Data Type (alignment and standard sequence only)

The app supports both nucleotide and amino acid sequences. By default, it sets to DNA. You can also use Ignore to ignore the data type.

warning

We recommend using the Ignore option only if you are sure the file is intact and the output is not NEXUS.

Optional Parameters

Some tasks have optional parameters. Follow the task's documentation to learn more about the parameters and their usage.

Output

On desktop platforms, the application saves the output in the user's chosen directory. However, due to the restrictive nature of mobile platforms, the application defaults to saving the output in its designated directory. To copy the output or share it with other applications or devices, simply utilize the Share button. The quick share button will compress output files and share it as a single file, whereas the Share button the Output window allows you to share the output individually.

Sharing Output

The app allows you to share the output files to other devices or with other apps, such as OneDrive, DropBox, and other installed cloud provider apps. For instance, using AirDrop for macOS. After the app finishes executing a task, the "Run" button will be replace by a Quick Share button. Pressing this button will compress the output files and share them as a single file. Additionally, you can share individual files by clicking the three dots menu button for each file. Then, select Share.

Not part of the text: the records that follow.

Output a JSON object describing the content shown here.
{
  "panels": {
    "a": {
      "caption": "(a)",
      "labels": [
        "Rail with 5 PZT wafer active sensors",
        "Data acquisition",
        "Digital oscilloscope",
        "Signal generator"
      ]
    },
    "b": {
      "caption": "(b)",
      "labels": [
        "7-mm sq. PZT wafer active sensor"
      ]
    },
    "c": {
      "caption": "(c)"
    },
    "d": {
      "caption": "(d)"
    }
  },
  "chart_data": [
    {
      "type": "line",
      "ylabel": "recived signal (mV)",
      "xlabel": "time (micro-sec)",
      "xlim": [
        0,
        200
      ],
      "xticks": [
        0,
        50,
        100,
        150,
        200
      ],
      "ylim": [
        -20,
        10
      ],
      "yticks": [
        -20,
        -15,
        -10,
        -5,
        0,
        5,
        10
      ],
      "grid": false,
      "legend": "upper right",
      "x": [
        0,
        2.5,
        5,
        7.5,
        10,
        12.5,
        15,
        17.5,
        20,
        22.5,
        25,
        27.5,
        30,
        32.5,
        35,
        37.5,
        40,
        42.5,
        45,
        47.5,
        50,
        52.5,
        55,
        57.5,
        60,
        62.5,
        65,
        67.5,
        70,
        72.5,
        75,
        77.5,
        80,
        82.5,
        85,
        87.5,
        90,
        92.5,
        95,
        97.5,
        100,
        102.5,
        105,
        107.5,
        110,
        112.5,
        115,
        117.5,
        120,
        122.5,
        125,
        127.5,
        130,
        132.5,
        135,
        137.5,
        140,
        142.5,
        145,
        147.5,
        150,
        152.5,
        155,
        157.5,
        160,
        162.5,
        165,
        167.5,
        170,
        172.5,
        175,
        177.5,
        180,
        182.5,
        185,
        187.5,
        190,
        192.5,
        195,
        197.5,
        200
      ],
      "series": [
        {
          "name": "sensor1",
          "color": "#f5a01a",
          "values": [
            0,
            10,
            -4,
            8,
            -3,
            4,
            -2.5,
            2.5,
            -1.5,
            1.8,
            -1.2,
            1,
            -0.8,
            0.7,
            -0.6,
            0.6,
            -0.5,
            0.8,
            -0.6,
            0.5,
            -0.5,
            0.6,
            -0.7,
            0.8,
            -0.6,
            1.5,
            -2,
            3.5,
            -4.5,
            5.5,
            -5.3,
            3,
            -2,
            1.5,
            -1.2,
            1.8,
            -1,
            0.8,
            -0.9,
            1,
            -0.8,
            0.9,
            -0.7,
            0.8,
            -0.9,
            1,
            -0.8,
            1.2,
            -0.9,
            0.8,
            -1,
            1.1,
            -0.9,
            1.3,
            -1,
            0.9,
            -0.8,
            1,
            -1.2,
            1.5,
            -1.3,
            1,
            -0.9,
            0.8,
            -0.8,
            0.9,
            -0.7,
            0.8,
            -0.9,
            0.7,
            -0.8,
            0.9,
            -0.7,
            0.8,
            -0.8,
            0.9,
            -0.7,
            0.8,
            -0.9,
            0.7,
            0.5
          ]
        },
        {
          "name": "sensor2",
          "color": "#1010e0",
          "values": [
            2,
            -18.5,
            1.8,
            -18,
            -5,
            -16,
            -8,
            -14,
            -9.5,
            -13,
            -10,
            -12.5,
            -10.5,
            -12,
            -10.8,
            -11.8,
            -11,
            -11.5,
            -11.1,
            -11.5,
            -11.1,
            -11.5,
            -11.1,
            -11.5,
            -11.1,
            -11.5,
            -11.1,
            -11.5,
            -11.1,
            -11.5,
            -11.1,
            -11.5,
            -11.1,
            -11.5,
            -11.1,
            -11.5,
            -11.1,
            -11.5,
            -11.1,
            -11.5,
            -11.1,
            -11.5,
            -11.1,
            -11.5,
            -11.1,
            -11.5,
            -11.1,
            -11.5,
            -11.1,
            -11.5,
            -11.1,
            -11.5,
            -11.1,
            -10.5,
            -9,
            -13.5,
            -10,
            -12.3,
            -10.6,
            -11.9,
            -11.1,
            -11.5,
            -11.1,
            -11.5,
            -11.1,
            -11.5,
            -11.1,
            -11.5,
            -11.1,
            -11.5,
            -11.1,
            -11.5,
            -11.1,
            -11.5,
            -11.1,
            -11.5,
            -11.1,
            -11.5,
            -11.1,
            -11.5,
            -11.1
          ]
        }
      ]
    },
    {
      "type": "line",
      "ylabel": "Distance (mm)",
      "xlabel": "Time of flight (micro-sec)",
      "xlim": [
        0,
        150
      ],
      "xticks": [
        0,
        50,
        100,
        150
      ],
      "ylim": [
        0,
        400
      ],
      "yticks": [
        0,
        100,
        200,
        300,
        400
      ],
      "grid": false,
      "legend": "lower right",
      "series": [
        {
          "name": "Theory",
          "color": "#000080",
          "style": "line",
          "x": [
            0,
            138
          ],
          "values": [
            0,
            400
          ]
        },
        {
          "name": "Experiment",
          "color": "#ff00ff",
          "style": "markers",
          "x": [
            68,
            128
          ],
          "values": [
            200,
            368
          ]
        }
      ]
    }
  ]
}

In-App built-in file viewer

Supported file types:

  • Plain-text files (.txt)
  • Comma separated values (.csv)

The app can directly view the supported file types. The content will be displayed in a new window. For a CSV file, the data is visualized in a table format with numbers formatted based on the locale settings of the device. For example in the US, the number will be formatted with thousand separator for integer and two decimal points for floating numbers (e.g., 1,000, 0.65). For the desktop version, you can also select open the file in other app. It will open default on default apps for the file type. This method also works for unsupported file types.